Jednocześnie KE chce umożliwić Polsce sprzedaż majątku trwałego stoczni w drodze przetargu. Umożliwi to nowym inwestorom wznowienie działalności bez długów - dowiedziała się PAP we wtorek wieczorem ze źródeł w KE.

Decyzja, która została przygotowana przez komisarz ds. konkurencji Neelie Kroes, trafi w środę na kolegium KE. Ale niewykluczone, że "sfinalizowana zostanie w czwartek lub piątek" - powiedziały źródła PAP.

Polska zgodziła się w poniedziałek na zaproponowany przez KE sposób ratowania stoczni w Gdyni i Szczecinie, a więc bez potrzeby postawienia ich w stan upadłości czy likwidacji. KE ma zapewnić w swojej decyzji zapewnić "specjalne środki socjalne". We wtorek odbyło się pilne posiedzenie szefów gabinetów komisarzy, właśnie w sprawie przygotowania decyzji Komisji.

Dwie negatywne decyzje (osobno o nakazie zwrotu pomocy publicznej udzielonej stoczni Gdyni i stocznia Szczecin), które zostały przygotowane przez komisarz ds. konkurencji Neelie Kroes, trafią w środę na kolegium komisarzy KE. To oni w drodze konsensusu podejmą ostateczną decyzję. Niewykluczone, że decyzja "sfinalizowana" i ostatecznie ogłoszona "zostanie w czwartek lub piątek" - powiedziały źródła PAP, po zakończeniu we wtorek wieczorem posiedzenia szefów gabinetów komisarzy.

Reklama

Ministerstwo skarbu nie będzie komentować tych informacji, dopóki nie zostanie wydana oficjalna decyzja Komisji Europejskiej w sprawie stoczni - powiedział PAP we wtorek wieczorem wiceminister skarbu Zdzisław Gawlik.

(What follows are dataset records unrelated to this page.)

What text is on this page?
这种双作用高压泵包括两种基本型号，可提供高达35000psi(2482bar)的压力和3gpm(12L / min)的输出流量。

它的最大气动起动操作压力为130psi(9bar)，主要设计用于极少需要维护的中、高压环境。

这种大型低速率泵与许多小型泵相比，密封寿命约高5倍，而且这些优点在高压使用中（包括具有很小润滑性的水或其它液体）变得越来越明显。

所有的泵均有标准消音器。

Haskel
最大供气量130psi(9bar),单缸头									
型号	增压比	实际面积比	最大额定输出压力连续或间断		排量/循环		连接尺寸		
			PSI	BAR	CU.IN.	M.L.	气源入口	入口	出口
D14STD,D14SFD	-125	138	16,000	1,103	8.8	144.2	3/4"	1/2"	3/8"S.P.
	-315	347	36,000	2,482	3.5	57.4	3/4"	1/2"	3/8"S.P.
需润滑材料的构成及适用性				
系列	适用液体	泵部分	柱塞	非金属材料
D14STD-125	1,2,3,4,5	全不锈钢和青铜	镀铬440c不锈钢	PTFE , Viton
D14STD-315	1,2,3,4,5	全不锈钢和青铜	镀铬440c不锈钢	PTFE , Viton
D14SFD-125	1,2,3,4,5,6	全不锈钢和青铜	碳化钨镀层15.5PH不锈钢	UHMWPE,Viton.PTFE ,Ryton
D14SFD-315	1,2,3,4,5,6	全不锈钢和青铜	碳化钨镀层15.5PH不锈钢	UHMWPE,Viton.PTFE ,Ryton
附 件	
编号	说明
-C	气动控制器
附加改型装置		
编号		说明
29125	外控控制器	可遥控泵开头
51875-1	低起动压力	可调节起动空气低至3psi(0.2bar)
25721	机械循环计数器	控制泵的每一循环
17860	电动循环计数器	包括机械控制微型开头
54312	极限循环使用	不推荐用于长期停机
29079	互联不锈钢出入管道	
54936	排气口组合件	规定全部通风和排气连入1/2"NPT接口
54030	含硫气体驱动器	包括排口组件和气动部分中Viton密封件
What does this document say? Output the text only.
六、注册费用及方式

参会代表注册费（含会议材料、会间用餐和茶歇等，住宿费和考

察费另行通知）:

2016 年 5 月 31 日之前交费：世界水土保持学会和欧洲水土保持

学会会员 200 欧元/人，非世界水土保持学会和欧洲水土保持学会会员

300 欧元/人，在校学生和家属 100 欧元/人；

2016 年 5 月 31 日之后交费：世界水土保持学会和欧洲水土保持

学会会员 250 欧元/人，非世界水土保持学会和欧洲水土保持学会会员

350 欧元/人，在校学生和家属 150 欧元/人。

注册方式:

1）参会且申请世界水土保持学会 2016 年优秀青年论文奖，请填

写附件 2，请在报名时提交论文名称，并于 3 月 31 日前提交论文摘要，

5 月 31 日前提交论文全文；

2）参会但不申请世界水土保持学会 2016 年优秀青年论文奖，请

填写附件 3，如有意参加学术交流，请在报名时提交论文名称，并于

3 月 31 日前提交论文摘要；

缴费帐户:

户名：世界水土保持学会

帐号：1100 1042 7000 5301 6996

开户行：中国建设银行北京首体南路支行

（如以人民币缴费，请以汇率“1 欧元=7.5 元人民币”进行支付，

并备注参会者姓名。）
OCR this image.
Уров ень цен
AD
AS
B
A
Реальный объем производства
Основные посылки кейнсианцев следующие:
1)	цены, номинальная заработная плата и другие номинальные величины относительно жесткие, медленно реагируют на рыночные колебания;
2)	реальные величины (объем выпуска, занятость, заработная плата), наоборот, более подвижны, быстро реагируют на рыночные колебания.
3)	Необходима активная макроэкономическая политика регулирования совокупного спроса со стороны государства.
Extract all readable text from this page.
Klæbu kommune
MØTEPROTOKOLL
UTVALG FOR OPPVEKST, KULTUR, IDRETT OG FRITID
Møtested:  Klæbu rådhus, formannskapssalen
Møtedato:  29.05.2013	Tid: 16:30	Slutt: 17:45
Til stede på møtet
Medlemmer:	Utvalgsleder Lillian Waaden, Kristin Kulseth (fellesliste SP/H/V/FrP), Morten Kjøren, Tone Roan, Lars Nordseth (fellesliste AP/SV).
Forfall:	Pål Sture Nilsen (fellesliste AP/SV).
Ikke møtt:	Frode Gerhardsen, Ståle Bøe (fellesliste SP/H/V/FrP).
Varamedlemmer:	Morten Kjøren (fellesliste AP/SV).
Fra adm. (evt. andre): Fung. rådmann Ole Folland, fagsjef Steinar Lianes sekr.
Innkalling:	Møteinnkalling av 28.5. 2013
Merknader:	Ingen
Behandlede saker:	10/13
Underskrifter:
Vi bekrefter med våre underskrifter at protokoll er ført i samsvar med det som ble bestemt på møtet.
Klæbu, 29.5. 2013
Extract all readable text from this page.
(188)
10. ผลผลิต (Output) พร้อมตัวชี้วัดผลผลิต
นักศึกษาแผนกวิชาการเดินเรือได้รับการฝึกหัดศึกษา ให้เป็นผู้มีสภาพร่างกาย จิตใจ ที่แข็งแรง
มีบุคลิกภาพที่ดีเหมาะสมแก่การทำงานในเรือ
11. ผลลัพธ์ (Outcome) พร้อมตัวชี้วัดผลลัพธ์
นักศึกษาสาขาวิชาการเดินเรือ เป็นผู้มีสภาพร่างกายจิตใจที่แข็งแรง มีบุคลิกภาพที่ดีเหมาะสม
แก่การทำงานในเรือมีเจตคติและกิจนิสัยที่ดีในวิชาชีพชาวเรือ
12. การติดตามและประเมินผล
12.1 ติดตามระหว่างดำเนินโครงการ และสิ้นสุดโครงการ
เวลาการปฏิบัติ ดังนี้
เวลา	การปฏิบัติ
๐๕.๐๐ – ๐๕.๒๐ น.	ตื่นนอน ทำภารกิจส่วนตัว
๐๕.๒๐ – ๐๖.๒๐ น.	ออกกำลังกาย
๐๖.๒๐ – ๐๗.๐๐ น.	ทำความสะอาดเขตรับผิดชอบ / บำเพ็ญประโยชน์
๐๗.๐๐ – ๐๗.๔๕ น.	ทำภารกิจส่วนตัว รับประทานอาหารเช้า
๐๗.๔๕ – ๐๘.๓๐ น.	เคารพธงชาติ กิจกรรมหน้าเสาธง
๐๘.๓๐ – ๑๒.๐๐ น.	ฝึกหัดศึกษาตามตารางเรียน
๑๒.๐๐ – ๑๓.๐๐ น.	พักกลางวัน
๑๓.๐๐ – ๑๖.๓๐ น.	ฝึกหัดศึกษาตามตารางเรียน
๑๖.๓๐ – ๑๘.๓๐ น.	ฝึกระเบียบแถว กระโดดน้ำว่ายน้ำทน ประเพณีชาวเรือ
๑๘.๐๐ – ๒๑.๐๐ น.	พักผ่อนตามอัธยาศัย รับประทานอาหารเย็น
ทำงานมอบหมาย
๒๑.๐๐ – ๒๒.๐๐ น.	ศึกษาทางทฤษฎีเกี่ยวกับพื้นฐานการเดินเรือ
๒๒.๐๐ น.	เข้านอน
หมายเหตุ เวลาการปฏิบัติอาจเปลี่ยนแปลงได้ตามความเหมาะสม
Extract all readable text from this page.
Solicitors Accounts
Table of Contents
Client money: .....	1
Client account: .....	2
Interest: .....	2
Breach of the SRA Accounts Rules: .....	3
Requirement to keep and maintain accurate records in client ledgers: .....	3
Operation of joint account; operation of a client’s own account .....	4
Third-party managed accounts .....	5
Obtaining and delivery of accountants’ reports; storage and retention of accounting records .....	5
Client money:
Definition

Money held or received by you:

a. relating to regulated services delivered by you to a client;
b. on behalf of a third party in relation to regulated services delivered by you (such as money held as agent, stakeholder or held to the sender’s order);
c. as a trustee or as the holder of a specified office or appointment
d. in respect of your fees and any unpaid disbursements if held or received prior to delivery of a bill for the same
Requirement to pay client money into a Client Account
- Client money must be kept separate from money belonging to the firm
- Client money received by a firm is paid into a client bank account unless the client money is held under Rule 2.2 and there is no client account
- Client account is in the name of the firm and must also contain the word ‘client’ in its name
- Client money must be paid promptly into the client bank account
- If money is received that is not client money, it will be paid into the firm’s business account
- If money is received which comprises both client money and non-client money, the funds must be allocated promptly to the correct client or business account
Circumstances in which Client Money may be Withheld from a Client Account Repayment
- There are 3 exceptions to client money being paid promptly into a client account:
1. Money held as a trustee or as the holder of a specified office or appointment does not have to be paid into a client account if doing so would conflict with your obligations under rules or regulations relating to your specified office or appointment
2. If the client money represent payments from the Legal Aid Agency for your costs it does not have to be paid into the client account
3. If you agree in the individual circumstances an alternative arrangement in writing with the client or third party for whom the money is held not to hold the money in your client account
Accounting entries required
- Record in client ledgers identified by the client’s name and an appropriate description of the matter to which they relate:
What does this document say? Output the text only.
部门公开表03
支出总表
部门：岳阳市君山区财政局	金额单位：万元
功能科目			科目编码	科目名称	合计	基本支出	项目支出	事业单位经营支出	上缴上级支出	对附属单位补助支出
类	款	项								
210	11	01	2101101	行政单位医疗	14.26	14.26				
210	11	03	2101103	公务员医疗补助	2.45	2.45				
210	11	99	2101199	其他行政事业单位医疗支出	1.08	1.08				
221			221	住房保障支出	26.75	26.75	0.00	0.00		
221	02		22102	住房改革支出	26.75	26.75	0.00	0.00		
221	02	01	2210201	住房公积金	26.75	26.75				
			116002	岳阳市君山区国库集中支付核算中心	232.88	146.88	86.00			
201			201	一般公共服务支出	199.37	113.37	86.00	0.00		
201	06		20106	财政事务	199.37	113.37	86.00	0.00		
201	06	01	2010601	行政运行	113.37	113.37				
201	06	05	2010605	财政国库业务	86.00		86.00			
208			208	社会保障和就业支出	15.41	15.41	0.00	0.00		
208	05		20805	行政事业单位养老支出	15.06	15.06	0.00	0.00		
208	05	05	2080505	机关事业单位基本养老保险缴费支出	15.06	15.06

Wraz z negatywnymi decyzjami komisarz Kroes - jak ujawniają źródła PAP - wyśle list do polskiego rządu, w którym "zamiast kompletnej upadłości stoczni, podtrzyma możliwość sprzedaży w drodze otwartego i przejrzystego przetargu środków trwałych stoczni zainteresowanym podmiotom".

Źródła zastrzegły, że nowi inwestorzy będą mogli rozpocząć działalność niekoniecznie stoczniową, ale nie będą obarczeni długami poprzedników. Dlatego, że środki ze sprzedaży majątku stoczni pójdą na zwrot pomocy publicznej, co - jak podkreśliły źródła KE - było i tak "nieuniknione".

"To daje perspektywę, by wykorzystać zasoby stoczni dla nowych inwestorów" - podkreśliły źródła. Według nich, komisarz Kroes przekonuje, że zaproponowane warunki są lepsze dla załóg stoczni, niż plany restrukturyzacyjne przesłane przez polski rząd. Przewidywały one nawet 40-proc. redukcję zatrudnienia.

To rozwiązanie jest realizacją planu zaproponowanego Polsce przez komisarz Kroes już przed kilkoma tygodniami.

W poniedziałek wieczorem resort skarbu przesłał komisarz Kroes list z zapewnieniem, że akceptuje jej propozycję ws. stoczni. We wtorek wiceminister skarbu Zdzisław Gawlik zapowiedział, że w ciągu 2-3 dni prześle komisarz Kroes projekt ustawy umożliwiający restrukturyzację stoczni bez potrzeby ich likwidacji czy upadłości.